I've been wondering about this for a while. Perhaps they mean that you can use an index register as the index into an array (up to 256 bytes long, obviously) that starts at any location in memory?

On the 6800 you couldn't do this because the only indexed addressing mode held the base in X and took the index from a byte immediately following the instruction, e.g.,
Code:
    LDX ptr
    CLR 0,X
    CLR 1,X
    CLR 2,X
    ...

Thus, when accessing an element via indexed mode you need to know the offset at compile time:
Code:
    LDX #ptr    ; 3 cycles
    LDA 17,X    ; 6 cycles

Reasonable enough if you're accessing fields within a struct, but I don't know what you do if you have an index in a register and want that offset from a base address.

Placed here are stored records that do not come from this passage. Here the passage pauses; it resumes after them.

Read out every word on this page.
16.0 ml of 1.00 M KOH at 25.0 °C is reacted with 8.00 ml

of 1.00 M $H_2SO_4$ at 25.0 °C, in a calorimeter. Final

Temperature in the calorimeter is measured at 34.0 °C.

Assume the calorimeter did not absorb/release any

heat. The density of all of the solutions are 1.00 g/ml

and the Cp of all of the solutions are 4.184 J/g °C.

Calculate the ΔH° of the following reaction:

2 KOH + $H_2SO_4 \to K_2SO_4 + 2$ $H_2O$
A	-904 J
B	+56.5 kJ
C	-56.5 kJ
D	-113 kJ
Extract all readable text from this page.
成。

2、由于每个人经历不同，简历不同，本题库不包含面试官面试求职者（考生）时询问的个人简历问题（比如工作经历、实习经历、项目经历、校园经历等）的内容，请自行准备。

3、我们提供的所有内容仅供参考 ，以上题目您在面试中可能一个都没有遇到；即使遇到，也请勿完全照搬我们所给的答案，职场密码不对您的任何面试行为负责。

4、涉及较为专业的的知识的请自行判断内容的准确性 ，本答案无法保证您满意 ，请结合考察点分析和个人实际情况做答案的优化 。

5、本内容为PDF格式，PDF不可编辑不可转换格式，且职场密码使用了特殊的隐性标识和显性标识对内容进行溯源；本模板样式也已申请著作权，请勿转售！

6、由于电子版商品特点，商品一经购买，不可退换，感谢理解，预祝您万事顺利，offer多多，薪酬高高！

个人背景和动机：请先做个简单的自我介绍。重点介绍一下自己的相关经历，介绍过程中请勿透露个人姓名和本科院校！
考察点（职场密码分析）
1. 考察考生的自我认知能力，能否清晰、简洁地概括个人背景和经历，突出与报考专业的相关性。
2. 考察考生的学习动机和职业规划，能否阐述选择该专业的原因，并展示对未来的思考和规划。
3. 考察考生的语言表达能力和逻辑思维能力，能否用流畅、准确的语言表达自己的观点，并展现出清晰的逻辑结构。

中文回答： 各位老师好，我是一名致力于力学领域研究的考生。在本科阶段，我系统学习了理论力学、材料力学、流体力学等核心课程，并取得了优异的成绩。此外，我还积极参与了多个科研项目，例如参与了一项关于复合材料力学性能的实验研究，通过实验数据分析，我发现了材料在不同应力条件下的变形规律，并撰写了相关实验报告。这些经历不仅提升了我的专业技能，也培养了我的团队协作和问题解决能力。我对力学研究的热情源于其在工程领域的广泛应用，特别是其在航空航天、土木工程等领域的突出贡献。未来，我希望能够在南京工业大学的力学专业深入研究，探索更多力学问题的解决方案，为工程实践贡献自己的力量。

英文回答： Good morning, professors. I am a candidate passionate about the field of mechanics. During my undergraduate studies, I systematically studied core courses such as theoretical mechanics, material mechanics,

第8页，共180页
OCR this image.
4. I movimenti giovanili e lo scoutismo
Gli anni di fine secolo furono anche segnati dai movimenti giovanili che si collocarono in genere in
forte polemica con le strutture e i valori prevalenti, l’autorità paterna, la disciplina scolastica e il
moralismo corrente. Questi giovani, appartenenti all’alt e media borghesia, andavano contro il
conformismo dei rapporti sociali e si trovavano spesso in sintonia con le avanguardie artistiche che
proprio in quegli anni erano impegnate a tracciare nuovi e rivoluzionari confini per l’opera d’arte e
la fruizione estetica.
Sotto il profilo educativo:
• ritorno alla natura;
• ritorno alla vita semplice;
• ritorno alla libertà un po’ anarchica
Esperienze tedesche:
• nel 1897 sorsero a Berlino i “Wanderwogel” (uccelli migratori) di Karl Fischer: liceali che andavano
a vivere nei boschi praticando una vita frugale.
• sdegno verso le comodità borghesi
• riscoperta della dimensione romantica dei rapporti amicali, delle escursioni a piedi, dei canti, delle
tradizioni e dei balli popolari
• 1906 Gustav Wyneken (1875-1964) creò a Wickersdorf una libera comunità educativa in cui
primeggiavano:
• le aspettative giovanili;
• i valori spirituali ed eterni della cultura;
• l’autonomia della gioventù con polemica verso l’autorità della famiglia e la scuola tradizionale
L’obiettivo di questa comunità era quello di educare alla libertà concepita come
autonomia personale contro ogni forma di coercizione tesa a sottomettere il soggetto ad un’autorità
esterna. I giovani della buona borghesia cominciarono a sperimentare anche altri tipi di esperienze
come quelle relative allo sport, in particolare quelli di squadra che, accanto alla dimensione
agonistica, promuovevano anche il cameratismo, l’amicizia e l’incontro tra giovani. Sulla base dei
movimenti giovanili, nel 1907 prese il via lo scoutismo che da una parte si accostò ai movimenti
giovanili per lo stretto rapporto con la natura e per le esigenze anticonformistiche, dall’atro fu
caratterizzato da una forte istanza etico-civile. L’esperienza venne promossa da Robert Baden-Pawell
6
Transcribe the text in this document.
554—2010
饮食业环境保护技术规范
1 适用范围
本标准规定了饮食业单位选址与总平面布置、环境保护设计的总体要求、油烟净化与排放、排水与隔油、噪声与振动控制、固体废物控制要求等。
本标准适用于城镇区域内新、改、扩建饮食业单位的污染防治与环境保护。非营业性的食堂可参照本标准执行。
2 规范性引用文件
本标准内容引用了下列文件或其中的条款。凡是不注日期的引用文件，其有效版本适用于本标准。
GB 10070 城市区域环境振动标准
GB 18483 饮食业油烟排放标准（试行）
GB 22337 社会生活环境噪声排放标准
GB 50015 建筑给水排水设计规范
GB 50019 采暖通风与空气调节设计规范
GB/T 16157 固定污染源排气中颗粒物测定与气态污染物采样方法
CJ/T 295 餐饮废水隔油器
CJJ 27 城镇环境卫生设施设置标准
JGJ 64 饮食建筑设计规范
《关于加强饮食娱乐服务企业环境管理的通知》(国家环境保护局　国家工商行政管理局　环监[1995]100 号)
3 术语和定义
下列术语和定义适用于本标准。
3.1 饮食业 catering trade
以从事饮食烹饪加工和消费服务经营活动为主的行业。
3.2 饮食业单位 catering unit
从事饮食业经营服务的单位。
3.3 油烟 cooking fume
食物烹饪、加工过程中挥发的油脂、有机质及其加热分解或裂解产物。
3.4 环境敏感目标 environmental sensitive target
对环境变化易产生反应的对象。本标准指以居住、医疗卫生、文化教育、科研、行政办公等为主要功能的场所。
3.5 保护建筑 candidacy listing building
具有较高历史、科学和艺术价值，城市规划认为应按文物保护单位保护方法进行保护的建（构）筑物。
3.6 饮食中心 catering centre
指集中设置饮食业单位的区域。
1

Best I can think of is:
Code:
    ;   B contains the index into ptr
    LDA A ptr
    ABA         ; add B to A
    STA A temp
    LDA A ptr+1
    ADC A #0
    STA A temp+1
    LDX temp
    LDA A ,X

Kinda ouch!

And of course even just iterating through an array, you needed to keep the count in another register as well (though of course you had an "extra" register for that):
Code:
        LDX ptr
        LDA B 17  ; count
loop:   CLR ,X      ; 7 cycles
        DEX         ; 4 cycles
        DEC B       ; 2 cycles
        BNE loop

Still, especially looking at the cycle counts, it gives a bit of insight into how the 6502's design is not as dumb as it might seem at first glance (or to me when I was young, in particular).